Le Comité collabore aussi avec les conservateurs, les guides, les restaurateurs et assure le volet communication (travailler de façon collective). L'objectif étant de faire vivre le Comité sur le triangle national, celui-ci se propose d'accompagner le ministre de tutelle, et d'attiser l'attraction auprès des populations.

L'ancienne PCA de l'ICOM en la personne de SM Sundjo Nana Agnès, y a d'ailleurs mis du sien.

Sous sa gestion, le comité a connu un réel essor. Elle a offert un statut juridique (l'ICOM peut officiellement exercer), afin de réguler l'action des musées, et ouvert un compte bancaire. En 2018, avec le soutien du bureau UNESCO Afrique, le Comité a travaillé sur la rédaction d'un ouvrage pour s'enquérir de l'état des musées au Cameroun.

Cela s'est effectué avec des descentes dans les différentes ères géographiques, et s'est parachevé par des formations et des recyclages. Une cinquantaine de musées ont ainsi pu êtres recensés avec un bref aperçu des besoins ponctuels. Durant cette première assemblée, Christian Nana a fait différentes propositions sur l'organisation et la préparation de la prochaine journée internationale des musées 2020. Il a également émis l'idée de mettre sur pied une foire des musées en 2021.
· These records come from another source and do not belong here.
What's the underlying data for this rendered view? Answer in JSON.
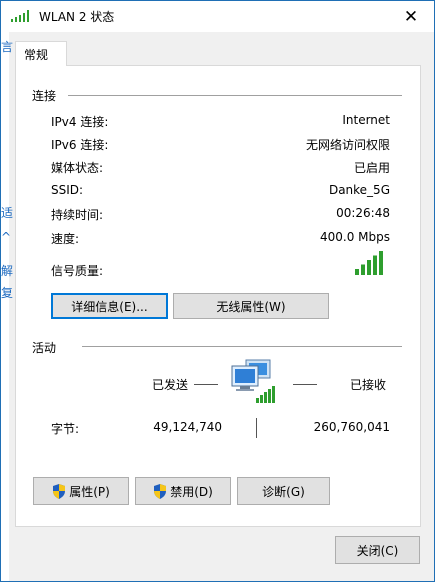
{
  "window": {
    "title": "WLAN 2 状态",
    "close_icon": "close-icon",
    "wifi_icon": "wifi-signal-icon"
  },
  "background_window": {
    "fragments": [
      "言",
      "适",
      "^",
      "解",
      "复"
    ]
  },
  "tabs": [
    {
      "label": "常规"
    }
  ],
  "connection": {
    "section_title": "连接",
    "rows": [
      {
        "label": "IPv4 连接:",
        "value": "Internet"
      },
      {
        "label": "IPv6 连接:",
        "value": "无网络访问权限"
      },
      {
        "label": "媒体状态:",
        "value": "已启用"
      },
      {
        "label": "SSID:",
        "value": "Danke_5G"
      },
      {
        "label": "持续时间:",
        "value": "00:26:48"
      },
      {
        "label": "速度:",
        "value": "400.0 Mbps"
      },
      {
        "label": "信号质量:",
        "signal_bars": 5,
        "signal_max": 5
      }
    ],
    "details_button": "详细信息(E)...",
    "wireless_button": "无线属性(W)"
  },
  "activity": {
    "section_title": "活动",
    "sent_label": "已发送",
    "received_label": "已接收",
    "bytes_label": "字节:",
    "bytes_sent": "49,124,740",
    "bytes_received": "260,760,041"
  },
  "bottom_buttons": {
    "properties": "属性(P)",
    "disable": "禁用(D)",
    "diagnose": "诊断(G)"
  },
  "footer": {
    "close_button": "关闭(C)"
  },
  "colors": {
    "accent": "#0078d7",
    "signal_green": "#2e9e2e",
    "link_blue": "#1d6ac0"
  }
}
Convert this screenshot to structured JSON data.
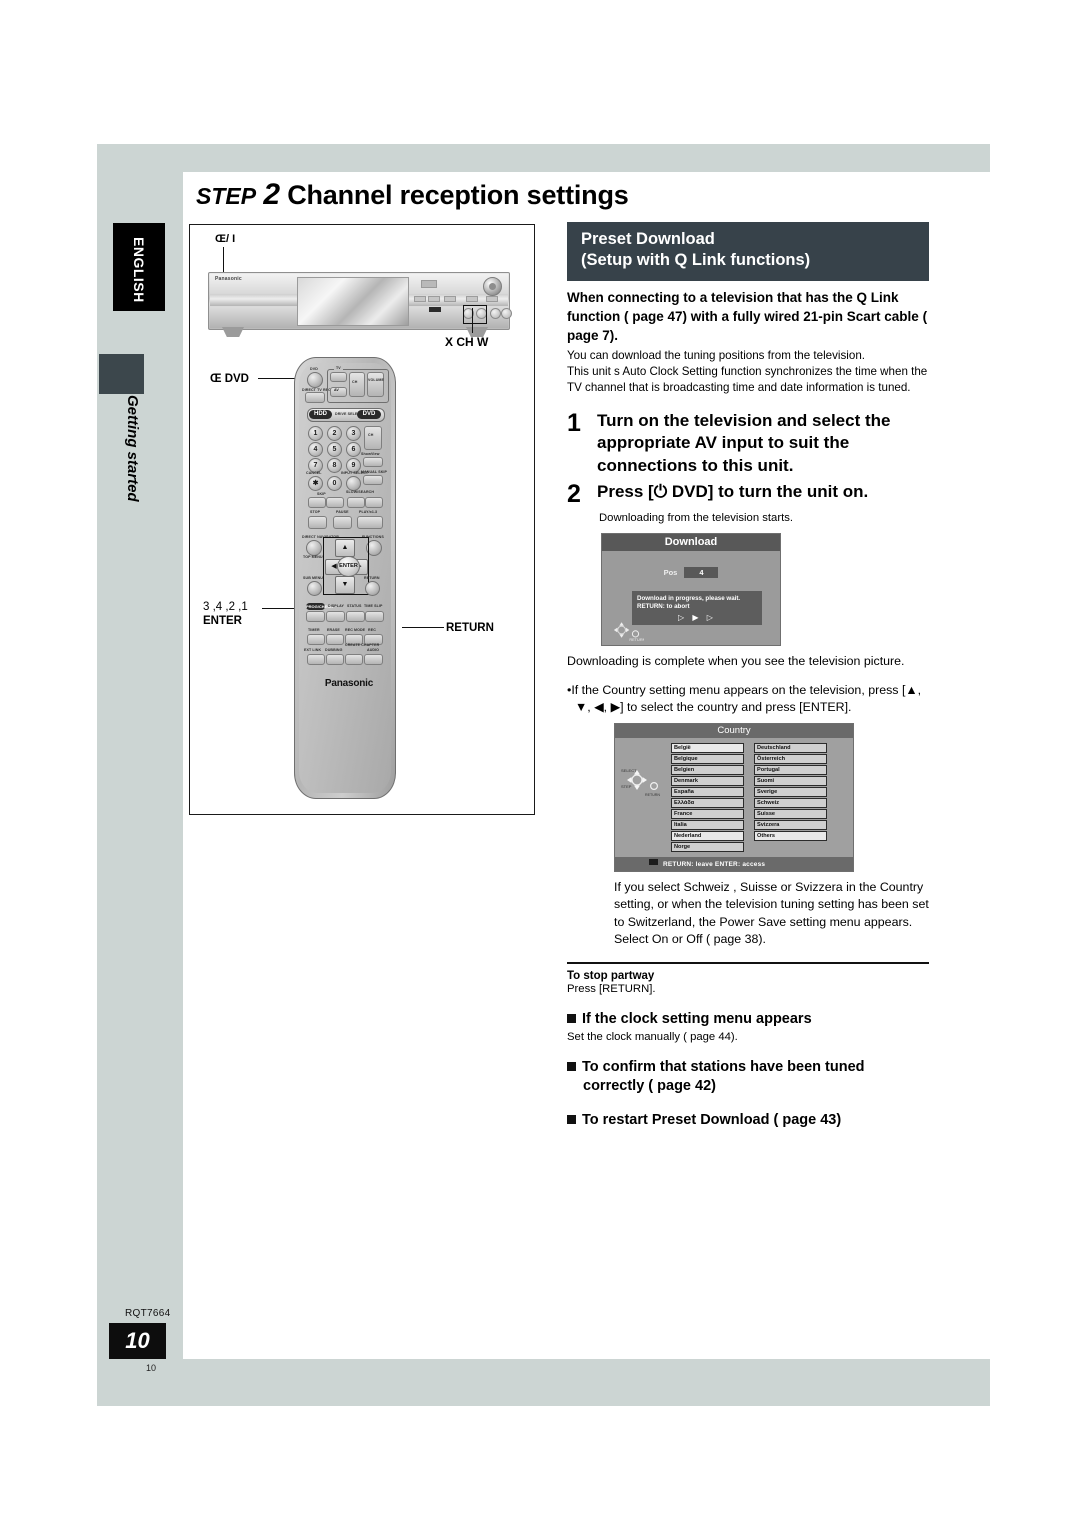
{
  "page": {
    "language_badge": "ENGLISH",
    "section_label": "Getting started",
    "doc_code": "RQT7664",
    "page_number": "10",
    "page_number_footer": "10"
  },
  "headline": {
    "step_word": "STEP",
    "step_number": "2",
    "title": "Channel reception settings"
  },
  "illustration": {
    "deck_power_label": "Œ/ I",
    "deck_ch_label": "X  CH W",
    "remote_power_label": "Œ DVD",
    "remote_dpad_label": "3 ,4 ,2 ,1",
    "remote_enter_label": "ENTER",
    "remote_return_label": "RETURN",
    "brand": "Panasonic",
    "remote_keys": {
      "dvd": "DVD",
      "tv": "TV",
      "direct_tv_rec": "DIRECT TV REC",
      "av": "AV",
      "ch": "CH",
      "volume": "VOLUME",
      "hdd": "HDD",
      "drive_select": "DRIVE SELECT",
      "dvd_big": "DVD",
      "numbers": [
        "1",
        "2",
        "3",
        "4",
        "5",
        "6",
        "7",
        "8",
        "9",
        "0"
      ],
      "cancel": "CANCEL",
      "input_select": "INPUT SELECT",
      "showview": "ShowView",
      "manual_skip": "MANUAL SKIP",
      "skip": "SKIP",
      "slow_search": "SLOW/SEARCH",
      "stop": "STOP",
      "pause": "PAUSE",
      "play": "PLAY/x1.3",
      "direct_navigator": "DIRECT NAVIGATOR",
      "top_menu": "TOP MENU",
      "functions": "FUNCTIONS",
      "sub_menu": "SUB MENU",
      "return": "RETURN",
      "enter": "ENTER",
      "prog_check": "PROG/CHECK",
      "display": "DISPLAY",
      "status": "STATUS",
      "time_slip": "TIME SLIP",
      "timer": "TIMER",
      "erase": "ERASE",
      "rec_mode": "REC MODE",
      "rec": "REC",
      "ext_link": "EXT LINK",
      "dubbing": "DUBBING",
      "create_chapter": "CREATE CHAPTER",
      "audio": "AUDIO"
    }
  },
  "right_column": {
    "header_line1": "Preset Download",
    "header_line2": "(Setup with Q Link functions)",
    "bold_lead": "When connecting to a television that has the Q Link function (  page 47) with a fully wired 21-pin Scart cable (  page 7).",
    "body_1": "You can download the tuning positions from the television.",
    "body_2": "This unit s Auto Clock Setting function synchronizes the time when the TV channel that is broadcasting time and date information is tuned.",
    "step1_num": "1",
    "step1_text": "Turn on the television and select the appropriate AV input to suit the connections to this unit.",
    "step2_num": "2",
    "step2_text": "Press [⏻ DVD] to turn the unit on.",
    "step2_sub": "Downloading from the television starts.",
    "after_osd_text": "Downloading is complete when you see the television picture.",
    "bullet_country": "•If the Country setting menu appears on the television, press [▲, ▼, ◀, ▶] to select the country and press [ENTER].",
    "swiss_note": "If you select  Schweiz ,  Suisse  or  Svizzera  in the Country setting, or when the television tuning setting has been set to Switzerland, the  Power Save  setting menu appears. Select  On  or  Off  (  page 38).",
    "stop_partway_title": "To stop partway",
    "stop_partway_text": "Press [RETURN].",
    "clock_heading": "If the clock setting menu appears",
    "clock_text": "Set the clock manually (  page 44).",
    "confirm_heading": "To confirm that stations have been tuned correctly (  page 42)",
    "restart_heading": "To restart Preset Download (  page 43)"
  },
  "osd_download": {
    "title": "Download",
    "pos_label": "Pos",
    "pos_value": "4",
    "message_line1": "Download in progress, please wait.",
    "message_line2": "RETURN:  to abort",
    "progress_glyphs": "▷ ▶ ▷",
    "nav_return": "RETURN"
  },
  "osd_country": {
    "title": "Country",
    "column_left": [
      "België",
      "Belgique",
      "Belgien",
      "Denmark",
      "España",
      "Ελλάδα",
      "France",
      "Italia",
      "Nederland",
      "Norge"
    ],
    "column_right": [
      "Deutschland",
      "Österreich",
      "Portugal",
      "Suomi",
      "Sverige",
      "Schweiz",
      "Suisse",
      "Svizzera",
      "Others"
    ],
    "selected_left": [
      "België",
      "Nederland"
    ],
    "selected_right": [
      "Others"
    ],
    "footer": "RETURN: leave   ENTER: access",
    "nav_select": "SELECT",
    "nav_step": "STEP",
    "nav_return": "RETURN"
  },
  "colors": {
    "page_gray": "#ccd5d3",
    "header_dark": "#37424a",
    "badge_black": "#000000"
  }
}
Chacune d'entre elle pourra proposer ses collections, créer une émulation, et participer au concours des 3 meilleurs musées (recevront des primes).

Cette foire aura aussi pour objectif d'inviter d'autres musées (un pays invité à chaque édition) et d'avoir des échanges "be 2 be". "Nous devons sensibiliser les promoteurs des musées, autant communautaires que privés, car ils gagneraient beaucoup en intégrant l'ICOM", a terminé Christian Nana.